Über TeX wird gesagt, dass es absolut fehlerfrei ist und ein Dokument, was sich vor 10 Jahren übersetzen ließ, heute noch genauso aussieht. Das mag stimmen, aber wer nutzt schon Plain-TeX? In der Regel wird LaTeX genutzt, eine Sammlung von zahlreichen TeX-Makros, welches die einfache Benutzung des Textsatzsystems erst ermöglicht.

LaTeX kommt in der Form von TeX-Distributionen daher, unter Linux inzwischen als TeX Live. Und das (bzw. die Makros, die es enthält) ist alles andere als stabil. Mit jeder neuen TeX-Live-Version gibt es bei freiesMagazin wieder Ärger bei der Übersetzung.

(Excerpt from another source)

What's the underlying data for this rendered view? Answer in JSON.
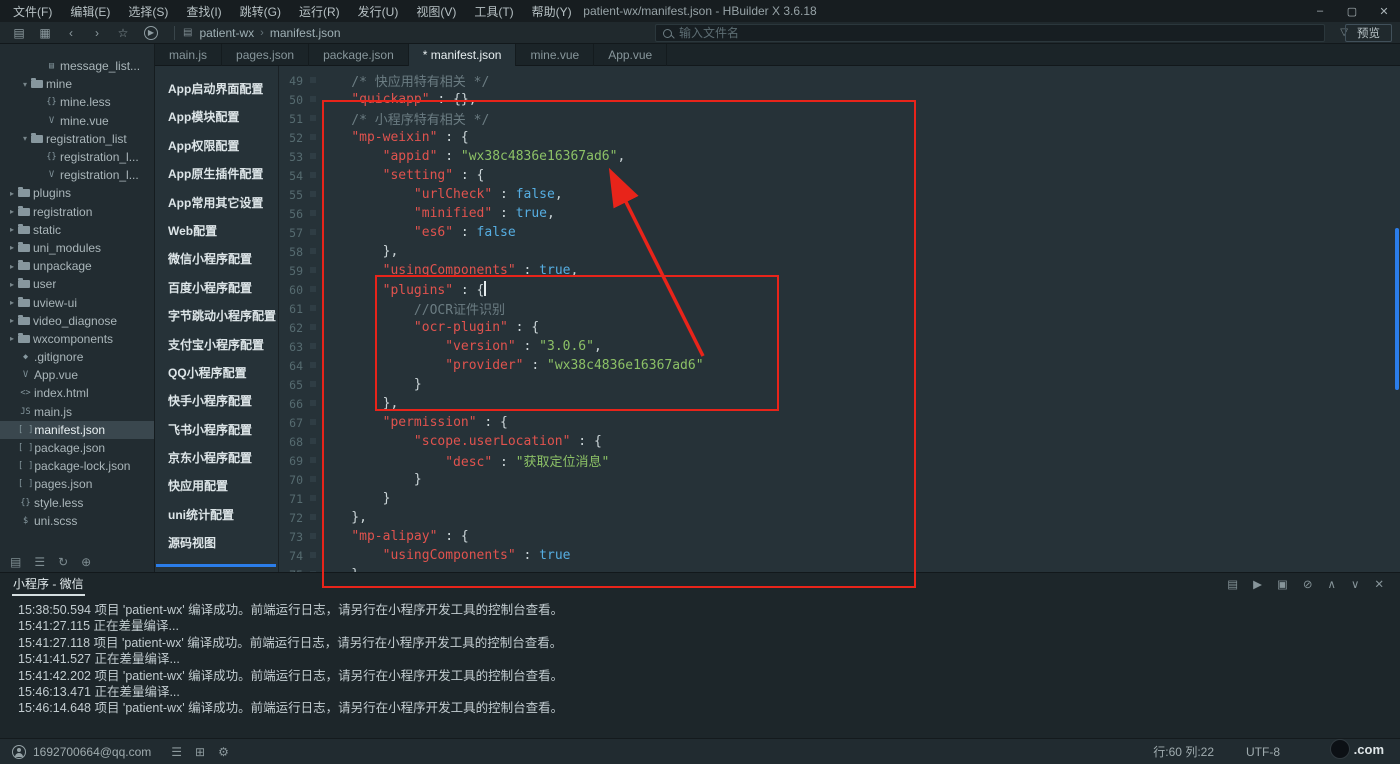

Dieses Mal hat es farbige Tabellen erwischt. In TeX Live 2009 sahen farbige Tabelle noch so aus:

Farbige Tabellen in TeX Live 2009

In TeX Live 2012 ist das Resultat wie folgt:

Farbige Tabellen in TeX Live 2012

Ich weiß nicht, ob dies ein Fehler ist oder ob sich die Schnittstelle so stark geändert hat, dass so etwas daraus wird. Auf alle Fälle ist es schlecht, dass so etwas passiert. Wenn einem der Fehler optisch noch so leicht auffällt, geht es ja, aber wenn z.B. Silbentrennung leicht anders funktioniert, kann das dazu führen, dass Absätze anders umgebrochen werden und das komplette Layout zerschossen wird.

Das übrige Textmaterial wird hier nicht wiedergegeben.